Instructor: Margaret Mackinnon
$60 Members | $65 Nonmembers
Saturdays, 1/27/24 & 2/3/24 | 10:00 a.m. – 12:00 p.m. ET
Ezra Pound makes a powerful argument that writers are always called to “make it new.” In this seminar, we’ll look closely at poets such as Eavan Boland, Louise Gluck, and Lisel Mueller, who are using the narratives of the past—whether myths, fairy tales or religiously-themed stories—to create poems that are both relevant and deeply personal. Students will have the opportunity to create and share poems that reflect on existing narratives and explore the process of making something “new” out of their connections to older stories that inform their vision of the unfolding world.

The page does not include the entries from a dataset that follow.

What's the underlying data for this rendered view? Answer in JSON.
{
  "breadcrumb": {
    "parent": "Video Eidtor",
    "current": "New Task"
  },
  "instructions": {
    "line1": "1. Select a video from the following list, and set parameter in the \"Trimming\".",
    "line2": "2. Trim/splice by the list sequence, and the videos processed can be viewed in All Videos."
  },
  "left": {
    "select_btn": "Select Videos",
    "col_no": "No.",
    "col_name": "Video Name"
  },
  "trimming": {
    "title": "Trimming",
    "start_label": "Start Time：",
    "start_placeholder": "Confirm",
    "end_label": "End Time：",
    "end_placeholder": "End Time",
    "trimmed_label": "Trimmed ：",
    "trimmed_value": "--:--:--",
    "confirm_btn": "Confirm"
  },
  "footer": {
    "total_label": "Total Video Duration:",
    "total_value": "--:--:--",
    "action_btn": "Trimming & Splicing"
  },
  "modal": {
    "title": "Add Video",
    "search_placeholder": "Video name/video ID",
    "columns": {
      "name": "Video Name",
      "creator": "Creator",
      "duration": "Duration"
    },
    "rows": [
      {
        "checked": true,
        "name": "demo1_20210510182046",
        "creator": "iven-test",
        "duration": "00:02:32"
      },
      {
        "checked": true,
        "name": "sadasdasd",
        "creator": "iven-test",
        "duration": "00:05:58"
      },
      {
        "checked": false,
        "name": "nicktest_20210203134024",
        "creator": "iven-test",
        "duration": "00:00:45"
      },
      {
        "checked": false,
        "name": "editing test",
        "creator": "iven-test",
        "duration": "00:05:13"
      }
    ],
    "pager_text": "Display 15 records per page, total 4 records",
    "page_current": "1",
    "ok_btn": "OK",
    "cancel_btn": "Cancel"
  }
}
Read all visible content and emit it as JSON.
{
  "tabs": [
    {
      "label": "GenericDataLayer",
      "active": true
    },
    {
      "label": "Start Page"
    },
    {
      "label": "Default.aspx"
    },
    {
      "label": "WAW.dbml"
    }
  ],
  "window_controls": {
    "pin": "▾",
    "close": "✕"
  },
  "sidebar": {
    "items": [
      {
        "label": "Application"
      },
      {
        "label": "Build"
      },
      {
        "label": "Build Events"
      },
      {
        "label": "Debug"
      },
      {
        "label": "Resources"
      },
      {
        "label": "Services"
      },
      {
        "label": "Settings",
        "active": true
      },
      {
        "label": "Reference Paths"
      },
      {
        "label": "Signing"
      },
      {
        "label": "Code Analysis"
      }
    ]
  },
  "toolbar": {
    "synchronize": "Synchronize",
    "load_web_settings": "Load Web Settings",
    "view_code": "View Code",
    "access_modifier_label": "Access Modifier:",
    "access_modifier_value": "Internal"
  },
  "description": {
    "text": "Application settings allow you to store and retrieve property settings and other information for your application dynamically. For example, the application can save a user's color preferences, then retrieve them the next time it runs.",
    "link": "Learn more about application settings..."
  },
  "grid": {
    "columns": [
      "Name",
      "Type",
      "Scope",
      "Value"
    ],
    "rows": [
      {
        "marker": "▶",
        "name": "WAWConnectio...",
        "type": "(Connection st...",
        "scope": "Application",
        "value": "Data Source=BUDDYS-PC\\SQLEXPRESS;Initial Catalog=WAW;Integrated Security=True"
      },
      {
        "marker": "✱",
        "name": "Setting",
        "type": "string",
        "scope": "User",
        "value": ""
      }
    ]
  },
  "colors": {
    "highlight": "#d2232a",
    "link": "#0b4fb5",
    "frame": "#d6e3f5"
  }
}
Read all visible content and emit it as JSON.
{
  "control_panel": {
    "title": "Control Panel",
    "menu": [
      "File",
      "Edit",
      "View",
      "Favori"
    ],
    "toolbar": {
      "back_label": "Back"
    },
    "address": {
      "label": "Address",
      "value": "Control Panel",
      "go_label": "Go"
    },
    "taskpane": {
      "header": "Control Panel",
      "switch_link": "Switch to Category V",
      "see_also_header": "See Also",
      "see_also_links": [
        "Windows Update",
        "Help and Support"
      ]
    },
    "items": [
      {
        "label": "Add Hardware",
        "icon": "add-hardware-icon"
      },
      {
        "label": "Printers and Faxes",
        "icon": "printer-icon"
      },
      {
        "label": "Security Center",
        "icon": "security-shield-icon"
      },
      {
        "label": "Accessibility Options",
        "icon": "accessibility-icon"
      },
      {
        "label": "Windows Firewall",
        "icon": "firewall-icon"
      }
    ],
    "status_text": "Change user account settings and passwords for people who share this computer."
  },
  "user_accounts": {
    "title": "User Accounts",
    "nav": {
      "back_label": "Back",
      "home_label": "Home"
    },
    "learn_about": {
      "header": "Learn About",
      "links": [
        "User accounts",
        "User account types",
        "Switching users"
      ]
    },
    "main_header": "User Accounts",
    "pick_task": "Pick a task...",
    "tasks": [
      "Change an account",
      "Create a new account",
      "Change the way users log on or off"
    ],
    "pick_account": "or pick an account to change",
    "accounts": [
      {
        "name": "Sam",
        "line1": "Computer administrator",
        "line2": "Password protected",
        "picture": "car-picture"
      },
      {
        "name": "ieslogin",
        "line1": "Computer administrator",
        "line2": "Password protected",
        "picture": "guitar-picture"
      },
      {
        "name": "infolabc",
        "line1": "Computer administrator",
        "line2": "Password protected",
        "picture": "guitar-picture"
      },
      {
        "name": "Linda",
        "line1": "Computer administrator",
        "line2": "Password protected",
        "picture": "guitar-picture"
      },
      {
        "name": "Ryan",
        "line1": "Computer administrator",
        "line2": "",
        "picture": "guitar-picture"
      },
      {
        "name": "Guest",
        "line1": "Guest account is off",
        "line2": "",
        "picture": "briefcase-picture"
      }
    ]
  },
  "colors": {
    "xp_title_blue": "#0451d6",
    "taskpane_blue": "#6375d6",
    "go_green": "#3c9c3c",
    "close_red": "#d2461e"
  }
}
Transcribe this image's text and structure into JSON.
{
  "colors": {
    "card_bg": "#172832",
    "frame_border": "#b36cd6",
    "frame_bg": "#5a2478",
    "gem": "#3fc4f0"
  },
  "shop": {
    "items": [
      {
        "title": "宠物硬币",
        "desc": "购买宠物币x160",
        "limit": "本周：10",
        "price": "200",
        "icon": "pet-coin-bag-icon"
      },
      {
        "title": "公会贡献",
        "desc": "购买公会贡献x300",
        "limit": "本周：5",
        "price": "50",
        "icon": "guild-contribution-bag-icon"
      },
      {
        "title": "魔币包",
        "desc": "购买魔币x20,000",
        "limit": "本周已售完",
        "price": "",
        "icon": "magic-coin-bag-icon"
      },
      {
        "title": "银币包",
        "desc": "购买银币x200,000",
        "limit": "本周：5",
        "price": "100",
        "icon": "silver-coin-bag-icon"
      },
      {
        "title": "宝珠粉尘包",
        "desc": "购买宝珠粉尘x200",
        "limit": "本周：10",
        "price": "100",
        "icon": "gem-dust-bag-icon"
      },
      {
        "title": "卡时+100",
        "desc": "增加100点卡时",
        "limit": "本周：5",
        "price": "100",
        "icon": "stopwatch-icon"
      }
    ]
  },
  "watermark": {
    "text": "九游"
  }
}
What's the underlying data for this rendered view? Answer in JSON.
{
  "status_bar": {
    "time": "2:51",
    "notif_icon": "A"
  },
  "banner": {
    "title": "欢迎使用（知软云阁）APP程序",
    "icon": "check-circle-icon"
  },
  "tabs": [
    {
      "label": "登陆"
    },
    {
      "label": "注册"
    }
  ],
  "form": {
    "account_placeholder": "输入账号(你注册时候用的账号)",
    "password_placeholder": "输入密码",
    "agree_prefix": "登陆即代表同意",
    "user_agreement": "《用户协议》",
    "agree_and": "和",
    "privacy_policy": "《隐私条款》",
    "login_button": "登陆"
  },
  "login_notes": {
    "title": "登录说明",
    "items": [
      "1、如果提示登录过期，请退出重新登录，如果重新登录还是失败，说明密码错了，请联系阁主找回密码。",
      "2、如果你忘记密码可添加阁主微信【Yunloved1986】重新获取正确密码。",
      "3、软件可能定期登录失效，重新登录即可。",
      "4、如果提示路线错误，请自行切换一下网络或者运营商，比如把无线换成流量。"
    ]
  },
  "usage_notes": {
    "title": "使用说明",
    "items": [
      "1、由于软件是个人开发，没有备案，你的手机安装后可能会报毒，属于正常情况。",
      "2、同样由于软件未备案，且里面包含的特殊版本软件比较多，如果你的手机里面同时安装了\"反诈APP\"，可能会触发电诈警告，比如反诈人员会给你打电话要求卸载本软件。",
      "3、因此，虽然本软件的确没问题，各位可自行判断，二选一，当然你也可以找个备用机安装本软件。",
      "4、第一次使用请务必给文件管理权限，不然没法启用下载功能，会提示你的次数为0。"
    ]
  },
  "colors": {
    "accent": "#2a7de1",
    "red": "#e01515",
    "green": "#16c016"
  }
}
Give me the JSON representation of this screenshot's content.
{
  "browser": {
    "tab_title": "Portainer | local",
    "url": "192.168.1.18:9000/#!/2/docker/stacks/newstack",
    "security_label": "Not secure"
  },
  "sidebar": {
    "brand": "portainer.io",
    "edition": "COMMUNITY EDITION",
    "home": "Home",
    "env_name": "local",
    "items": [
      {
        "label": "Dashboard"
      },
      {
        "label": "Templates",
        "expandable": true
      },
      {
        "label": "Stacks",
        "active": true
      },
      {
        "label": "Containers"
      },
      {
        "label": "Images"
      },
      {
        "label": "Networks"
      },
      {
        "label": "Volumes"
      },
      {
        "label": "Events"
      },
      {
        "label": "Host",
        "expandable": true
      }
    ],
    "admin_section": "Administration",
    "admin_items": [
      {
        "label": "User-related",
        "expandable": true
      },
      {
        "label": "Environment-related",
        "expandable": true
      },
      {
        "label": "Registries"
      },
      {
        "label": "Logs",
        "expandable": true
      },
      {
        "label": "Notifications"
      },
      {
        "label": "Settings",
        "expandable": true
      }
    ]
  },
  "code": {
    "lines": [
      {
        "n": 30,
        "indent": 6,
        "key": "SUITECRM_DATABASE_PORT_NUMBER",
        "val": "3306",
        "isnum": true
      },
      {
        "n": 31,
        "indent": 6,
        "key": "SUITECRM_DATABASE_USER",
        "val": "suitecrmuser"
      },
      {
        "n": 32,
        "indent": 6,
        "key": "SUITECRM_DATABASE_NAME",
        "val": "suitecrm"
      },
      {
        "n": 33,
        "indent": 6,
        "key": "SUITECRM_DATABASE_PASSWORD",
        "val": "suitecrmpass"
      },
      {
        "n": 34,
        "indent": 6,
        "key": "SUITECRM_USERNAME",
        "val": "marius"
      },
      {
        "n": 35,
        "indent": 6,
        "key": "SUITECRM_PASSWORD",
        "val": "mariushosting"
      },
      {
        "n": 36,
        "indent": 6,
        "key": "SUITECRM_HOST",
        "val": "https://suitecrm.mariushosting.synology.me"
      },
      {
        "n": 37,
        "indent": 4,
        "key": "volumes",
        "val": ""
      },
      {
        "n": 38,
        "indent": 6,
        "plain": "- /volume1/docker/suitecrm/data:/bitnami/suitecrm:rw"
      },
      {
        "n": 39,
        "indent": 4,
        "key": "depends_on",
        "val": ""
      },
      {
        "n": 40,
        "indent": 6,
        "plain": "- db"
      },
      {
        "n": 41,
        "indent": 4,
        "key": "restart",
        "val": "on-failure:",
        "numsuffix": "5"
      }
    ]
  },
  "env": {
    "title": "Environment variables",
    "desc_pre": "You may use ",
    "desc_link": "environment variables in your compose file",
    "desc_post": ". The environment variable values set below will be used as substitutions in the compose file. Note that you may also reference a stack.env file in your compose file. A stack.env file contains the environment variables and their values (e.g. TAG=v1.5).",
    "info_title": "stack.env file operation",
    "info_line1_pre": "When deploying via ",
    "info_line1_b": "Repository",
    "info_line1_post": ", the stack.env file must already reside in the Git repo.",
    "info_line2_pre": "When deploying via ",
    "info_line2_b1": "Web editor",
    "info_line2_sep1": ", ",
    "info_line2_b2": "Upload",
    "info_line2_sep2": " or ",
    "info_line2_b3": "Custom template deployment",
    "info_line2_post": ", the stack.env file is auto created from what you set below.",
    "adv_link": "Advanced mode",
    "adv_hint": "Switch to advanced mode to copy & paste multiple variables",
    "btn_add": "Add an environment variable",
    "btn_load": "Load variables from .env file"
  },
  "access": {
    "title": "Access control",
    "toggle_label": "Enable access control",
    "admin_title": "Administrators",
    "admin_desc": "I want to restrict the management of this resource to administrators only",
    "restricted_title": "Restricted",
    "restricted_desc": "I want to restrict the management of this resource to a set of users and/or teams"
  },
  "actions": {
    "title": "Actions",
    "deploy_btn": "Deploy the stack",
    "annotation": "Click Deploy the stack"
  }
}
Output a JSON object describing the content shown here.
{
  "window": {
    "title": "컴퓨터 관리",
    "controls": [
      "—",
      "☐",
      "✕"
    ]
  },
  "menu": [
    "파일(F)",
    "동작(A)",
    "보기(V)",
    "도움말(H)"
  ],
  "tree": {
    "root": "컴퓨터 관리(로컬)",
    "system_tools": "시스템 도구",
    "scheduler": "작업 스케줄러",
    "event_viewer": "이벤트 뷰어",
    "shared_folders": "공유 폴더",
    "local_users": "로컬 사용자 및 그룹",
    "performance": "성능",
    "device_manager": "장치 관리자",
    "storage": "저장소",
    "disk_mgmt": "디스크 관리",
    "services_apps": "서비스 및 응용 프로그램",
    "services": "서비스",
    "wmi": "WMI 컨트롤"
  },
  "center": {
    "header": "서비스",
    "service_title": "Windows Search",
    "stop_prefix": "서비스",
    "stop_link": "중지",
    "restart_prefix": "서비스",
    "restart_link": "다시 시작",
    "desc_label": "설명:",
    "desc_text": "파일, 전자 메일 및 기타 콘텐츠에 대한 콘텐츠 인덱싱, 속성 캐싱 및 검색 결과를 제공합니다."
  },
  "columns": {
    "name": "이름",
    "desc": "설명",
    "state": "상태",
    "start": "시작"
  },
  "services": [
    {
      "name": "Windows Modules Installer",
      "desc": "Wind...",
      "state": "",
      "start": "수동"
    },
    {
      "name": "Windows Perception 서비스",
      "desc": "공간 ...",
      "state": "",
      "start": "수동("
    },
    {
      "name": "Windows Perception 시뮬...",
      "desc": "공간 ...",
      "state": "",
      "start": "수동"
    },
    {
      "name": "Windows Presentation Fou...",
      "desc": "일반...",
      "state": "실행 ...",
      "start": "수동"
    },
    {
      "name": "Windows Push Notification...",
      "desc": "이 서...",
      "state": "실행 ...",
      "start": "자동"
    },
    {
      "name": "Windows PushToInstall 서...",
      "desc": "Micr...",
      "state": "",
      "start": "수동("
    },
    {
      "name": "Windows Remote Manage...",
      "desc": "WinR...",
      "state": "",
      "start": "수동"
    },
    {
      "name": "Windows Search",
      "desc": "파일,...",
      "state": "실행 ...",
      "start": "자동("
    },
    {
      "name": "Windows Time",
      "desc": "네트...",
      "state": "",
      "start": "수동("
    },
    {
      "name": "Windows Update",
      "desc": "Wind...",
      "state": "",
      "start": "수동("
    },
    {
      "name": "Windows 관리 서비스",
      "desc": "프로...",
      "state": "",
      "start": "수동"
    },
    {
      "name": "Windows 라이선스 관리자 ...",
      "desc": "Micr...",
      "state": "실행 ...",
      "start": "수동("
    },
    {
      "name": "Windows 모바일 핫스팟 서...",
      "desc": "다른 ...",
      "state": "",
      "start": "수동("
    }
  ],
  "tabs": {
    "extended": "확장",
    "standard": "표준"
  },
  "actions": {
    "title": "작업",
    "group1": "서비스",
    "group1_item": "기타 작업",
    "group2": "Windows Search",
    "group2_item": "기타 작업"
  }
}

Students are encouraged to both bring poems they have and/or ideas for poems they want to flesh out that intersect these themes.
Margaret Mackinnon is the author of two collections of poetry, The Invented Child (Silverfish Review Press 2013), winner of the 2014 Literary Award in Poetry from the Library of Virginia, and Afternoon in Cartago (Ashland Poetry Press 2022), winner of the Richard Snyder Memorial Publication Prize. Her work has appeared in The Hampden-Sydney Poetry Review, Image, Poetry, Blackbird, and other journals. She attended Vassar College and the University of North Carolina, and she received her MFA in poetry from the University of Florida. She lives with her family in Richmond.